Sotheran's publishes a female chess pioneer
BAIRD, Mrs W.J. The Twentieth Century Retractor, Chess Fantasies, and Letter Problems. London: Henry Sotheran Ltd. 1907.
Large 8vo. Original red cloth, gilt triple fillets and motif to front, gilt lettering to spine, floral gold endpapers, all edges gilt; unpaginated, printed throughout in red and black, b&w frontis portrait of author with tissue guard; evidence of label removed from front board, occasional spotting mainly to fly-leaves, a little shelfwear, very good. Provenance: collection of Hastings Chess Club Library, with presentation inscription to half-title, red inkstamps to prelims and title page, shelf mark '701' to half title, small stickers to spine and front paste-down.
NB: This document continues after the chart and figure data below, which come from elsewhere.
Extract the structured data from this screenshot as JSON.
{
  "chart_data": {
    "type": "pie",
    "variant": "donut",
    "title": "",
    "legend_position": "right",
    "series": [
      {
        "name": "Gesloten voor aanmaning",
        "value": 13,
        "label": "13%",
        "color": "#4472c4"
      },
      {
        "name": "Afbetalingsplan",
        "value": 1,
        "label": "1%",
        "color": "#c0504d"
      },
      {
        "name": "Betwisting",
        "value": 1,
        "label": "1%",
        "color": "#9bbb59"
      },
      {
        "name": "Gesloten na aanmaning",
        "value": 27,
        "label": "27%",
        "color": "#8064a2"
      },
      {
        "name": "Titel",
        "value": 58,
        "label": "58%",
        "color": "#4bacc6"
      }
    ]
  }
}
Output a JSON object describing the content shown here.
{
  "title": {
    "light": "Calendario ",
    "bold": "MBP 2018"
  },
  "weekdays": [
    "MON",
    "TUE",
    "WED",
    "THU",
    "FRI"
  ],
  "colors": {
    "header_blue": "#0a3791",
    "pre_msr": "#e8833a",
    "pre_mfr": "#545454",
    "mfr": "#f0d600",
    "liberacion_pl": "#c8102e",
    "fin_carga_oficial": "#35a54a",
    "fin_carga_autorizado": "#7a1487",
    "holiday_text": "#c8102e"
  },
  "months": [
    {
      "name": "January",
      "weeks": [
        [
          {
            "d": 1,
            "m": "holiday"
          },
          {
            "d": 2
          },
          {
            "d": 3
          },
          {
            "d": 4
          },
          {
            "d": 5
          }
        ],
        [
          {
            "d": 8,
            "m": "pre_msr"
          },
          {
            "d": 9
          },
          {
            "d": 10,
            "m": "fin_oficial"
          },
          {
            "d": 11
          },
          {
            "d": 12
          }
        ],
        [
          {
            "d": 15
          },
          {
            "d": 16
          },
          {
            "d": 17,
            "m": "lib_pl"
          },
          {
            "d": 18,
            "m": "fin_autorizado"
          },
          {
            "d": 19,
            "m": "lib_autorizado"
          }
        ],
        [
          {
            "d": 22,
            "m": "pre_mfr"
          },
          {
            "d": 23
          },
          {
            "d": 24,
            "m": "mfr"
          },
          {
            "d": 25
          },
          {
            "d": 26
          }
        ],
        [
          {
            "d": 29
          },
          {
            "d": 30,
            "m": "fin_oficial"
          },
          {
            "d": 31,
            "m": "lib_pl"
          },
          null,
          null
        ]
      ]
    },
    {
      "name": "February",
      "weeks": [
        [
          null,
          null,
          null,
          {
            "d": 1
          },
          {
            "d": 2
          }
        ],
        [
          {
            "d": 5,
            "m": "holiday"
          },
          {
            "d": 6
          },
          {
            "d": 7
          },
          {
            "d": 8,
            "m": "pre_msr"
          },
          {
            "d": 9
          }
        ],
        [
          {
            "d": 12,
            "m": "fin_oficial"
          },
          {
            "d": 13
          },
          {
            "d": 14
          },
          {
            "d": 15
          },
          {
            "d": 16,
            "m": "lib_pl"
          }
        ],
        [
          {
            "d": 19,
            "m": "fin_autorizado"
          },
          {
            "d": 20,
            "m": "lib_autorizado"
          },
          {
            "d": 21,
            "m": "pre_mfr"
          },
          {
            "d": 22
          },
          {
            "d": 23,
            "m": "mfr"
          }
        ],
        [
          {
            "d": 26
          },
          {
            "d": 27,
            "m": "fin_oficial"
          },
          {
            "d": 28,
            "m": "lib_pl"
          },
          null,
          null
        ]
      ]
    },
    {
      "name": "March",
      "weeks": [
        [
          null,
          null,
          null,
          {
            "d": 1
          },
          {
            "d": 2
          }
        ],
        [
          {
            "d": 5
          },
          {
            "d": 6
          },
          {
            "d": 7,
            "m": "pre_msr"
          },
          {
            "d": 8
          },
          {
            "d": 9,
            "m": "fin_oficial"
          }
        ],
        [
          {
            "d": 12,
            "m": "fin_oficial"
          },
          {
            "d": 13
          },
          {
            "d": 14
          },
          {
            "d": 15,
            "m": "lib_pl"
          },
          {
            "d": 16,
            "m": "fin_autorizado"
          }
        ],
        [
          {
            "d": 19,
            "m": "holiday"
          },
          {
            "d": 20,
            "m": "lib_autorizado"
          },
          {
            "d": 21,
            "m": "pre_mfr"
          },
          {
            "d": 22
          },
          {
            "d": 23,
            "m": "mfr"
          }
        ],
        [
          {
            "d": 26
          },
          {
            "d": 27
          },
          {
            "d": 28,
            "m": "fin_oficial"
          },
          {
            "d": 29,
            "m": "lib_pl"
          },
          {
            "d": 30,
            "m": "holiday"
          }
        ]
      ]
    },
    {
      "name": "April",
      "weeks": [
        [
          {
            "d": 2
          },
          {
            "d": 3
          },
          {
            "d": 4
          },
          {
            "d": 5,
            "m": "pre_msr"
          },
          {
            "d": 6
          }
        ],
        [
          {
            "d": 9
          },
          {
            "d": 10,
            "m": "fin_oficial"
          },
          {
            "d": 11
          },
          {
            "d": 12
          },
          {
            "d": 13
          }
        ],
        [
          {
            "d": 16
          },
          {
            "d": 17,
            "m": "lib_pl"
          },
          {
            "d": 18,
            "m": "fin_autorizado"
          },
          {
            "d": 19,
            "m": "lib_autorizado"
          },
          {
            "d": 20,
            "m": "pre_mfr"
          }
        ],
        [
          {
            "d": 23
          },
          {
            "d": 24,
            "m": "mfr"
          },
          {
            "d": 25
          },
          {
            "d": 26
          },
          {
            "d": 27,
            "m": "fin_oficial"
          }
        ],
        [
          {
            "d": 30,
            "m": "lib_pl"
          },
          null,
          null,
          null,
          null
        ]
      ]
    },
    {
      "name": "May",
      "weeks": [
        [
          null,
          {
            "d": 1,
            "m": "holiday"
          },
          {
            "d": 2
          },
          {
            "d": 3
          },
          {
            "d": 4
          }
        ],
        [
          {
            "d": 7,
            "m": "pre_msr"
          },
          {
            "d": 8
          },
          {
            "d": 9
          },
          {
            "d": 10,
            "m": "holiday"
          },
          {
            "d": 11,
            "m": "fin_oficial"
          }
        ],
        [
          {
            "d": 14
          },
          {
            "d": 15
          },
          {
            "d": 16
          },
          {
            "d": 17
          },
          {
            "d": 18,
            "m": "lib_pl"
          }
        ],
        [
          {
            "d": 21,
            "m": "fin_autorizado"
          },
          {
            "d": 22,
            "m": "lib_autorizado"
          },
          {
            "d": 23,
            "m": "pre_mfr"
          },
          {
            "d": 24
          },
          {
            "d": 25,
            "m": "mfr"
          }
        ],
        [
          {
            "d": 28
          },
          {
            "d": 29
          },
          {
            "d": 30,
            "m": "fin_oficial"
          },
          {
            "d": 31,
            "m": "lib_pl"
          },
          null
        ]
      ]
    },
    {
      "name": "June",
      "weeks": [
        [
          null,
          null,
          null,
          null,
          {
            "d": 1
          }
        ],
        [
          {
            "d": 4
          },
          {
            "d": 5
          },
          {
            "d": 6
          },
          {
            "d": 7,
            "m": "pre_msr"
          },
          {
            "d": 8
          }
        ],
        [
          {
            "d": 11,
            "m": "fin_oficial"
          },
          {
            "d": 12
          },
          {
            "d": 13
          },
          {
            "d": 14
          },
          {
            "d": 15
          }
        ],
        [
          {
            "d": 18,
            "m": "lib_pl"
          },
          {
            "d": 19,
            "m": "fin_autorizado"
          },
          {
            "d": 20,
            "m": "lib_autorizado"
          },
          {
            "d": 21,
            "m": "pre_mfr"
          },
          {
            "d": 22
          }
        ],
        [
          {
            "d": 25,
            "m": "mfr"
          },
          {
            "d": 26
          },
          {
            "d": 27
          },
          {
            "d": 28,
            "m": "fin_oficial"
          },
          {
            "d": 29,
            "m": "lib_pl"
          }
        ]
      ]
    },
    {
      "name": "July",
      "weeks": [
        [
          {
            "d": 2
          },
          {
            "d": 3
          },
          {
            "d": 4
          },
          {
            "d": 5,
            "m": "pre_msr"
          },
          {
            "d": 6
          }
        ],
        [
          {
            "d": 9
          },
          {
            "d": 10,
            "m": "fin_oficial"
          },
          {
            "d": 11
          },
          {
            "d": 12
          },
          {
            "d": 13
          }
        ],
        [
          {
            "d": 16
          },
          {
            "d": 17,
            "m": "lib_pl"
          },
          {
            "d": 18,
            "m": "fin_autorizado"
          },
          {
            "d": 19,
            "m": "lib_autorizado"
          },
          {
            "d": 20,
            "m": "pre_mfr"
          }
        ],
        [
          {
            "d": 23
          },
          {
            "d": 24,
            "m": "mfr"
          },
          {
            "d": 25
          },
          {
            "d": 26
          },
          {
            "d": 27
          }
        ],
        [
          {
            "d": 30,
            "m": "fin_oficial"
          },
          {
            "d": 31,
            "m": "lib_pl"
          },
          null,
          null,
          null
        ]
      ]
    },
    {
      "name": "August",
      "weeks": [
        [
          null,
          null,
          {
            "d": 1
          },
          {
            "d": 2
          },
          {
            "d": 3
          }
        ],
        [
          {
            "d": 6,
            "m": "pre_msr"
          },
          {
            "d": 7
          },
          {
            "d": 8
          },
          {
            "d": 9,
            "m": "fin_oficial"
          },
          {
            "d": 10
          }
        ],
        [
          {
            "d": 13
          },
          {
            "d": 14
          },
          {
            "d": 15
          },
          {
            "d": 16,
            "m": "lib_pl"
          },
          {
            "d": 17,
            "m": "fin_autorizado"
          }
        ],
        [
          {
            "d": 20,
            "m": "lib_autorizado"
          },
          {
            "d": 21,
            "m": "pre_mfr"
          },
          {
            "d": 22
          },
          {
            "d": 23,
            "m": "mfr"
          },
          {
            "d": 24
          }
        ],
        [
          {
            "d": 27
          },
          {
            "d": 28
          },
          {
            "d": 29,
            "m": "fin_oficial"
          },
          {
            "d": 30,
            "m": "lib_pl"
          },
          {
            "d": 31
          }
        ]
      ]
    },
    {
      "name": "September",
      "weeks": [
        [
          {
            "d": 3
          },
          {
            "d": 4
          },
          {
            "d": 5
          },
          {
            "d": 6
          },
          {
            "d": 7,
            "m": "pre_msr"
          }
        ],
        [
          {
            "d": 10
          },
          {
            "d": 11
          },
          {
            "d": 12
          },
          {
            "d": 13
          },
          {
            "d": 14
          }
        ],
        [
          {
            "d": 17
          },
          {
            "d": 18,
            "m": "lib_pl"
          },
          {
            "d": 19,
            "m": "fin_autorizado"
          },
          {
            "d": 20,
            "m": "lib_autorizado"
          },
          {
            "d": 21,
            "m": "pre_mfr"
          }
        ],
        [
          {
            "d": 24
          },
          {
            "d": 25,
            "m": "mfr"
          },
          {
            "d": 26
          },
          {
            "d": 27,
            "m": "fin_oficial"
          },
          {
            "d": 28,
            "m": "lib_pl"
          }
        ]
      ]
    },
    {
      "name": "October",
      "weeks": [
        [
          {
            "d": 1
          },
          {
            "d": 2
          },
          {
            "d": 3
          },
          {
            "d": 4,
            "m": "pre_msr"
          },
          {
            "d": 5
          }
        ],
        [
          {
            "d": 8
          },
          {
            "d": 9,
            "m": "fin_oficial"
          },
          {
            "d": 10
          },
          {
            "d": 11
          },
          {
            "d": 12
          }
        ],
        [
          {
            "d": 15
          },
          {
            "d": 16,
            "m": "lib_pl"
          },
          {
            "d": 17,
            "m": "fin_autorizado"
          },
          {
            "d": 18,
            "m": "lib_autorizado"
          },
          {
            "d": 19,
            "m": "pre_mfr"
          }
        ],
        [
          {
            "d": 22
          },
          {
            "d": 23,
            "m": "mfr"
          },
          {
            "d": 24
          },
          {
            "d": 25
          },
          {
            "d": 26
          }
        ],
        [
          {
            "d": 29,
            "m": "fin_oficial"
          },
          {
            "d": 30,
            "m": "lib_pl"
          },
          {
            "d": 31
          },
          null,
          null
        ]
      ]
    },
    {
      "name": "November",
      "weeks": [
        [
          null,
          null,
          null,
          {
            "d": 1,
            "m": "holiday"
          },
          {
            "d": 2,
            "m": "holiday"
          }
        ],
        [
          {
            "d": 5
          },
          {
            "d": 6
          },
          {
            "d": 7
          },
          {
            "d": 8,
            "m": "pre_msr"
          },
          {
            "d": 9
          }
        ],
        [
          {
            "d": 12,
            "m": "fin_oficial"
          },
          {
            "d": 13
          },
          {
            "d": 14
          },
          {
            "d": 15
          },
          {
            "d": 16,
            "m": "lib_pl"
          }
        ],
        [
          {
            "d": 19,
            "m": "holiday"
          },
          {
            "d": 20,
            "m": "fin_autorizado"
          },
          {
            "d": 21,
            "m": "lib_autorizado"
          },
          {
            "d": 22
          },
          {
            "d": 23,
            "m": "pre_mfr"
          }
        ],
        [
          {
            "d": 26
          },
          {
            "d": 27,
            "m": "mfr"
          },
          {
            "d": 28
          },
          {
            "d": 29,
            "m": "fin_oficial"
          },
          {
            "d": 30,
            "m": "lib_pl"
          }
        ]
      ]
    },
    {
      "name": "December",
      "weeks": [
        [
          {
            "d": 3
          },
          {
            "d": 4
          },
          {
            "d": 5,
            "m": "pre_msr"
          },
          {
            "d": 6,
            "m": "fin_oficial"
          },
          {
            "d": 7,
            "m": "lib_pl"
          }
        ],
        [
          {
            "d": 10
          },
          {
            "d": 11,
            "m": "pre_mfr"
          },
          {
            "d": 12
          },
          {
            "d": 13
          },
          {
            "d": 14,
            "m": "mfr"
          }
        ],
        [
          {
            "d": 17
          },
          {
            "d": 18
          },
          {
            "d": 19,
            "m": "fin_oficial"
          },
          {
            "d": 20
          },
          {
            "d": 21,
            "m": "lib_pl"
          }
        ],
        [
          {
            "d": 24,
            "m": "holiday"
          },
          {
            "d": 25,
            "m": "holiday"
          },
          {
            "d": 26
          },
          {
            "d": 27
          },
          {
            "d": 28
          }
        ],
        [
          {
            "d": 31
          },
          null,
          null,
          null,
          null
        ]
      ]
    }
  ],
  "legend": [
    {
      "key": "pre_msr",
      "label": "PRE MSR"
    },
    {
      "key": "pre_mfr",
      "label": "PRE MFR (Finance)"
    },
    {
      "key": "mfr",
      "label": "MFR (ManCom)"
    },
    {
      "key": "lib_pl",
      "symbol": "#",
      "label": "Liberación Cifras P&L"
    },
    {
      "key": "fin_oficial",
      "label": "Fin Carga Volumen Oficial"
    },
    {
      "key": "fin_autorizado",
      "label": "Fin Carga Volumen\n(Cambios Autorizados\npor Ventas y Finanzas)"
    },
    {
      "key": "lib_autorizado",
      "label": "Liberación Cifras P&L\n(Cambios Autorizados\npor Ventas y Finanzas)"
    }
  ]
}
The removed label was probably a library label. The Hastings and St. Leonards Chess Club was founded in 1882 and is still thriving today.
First edition. A presentation of three hundred previously unknown chess problems, each one prefaced with a Shakespearean quotation that apparently gives a clue to the solution.
This is the work of a true chess pioneer and a rare female participant in a very masculine world. Edith Baird (1859-1924) composed chess problems from an early age and, especially after her marriage in 1880, became widely published. In 1893 she won a prestigious international award and saw her problems appearing in The Times, and in 1902, after fourteen years of hard work, produced her first book, Seven Hundred Chess Problems. By the time of her death in 1924 she had created over two thousand chess problems, a remarkably prolific achievement.
The book presented a completely new kind of chess problem - the retractor, in which the solver must work backwards and take a specified number of moves. The resulting puzzles range from the relatively benign to the almost impossible, including two in which the printed board is completely lacking in pieces.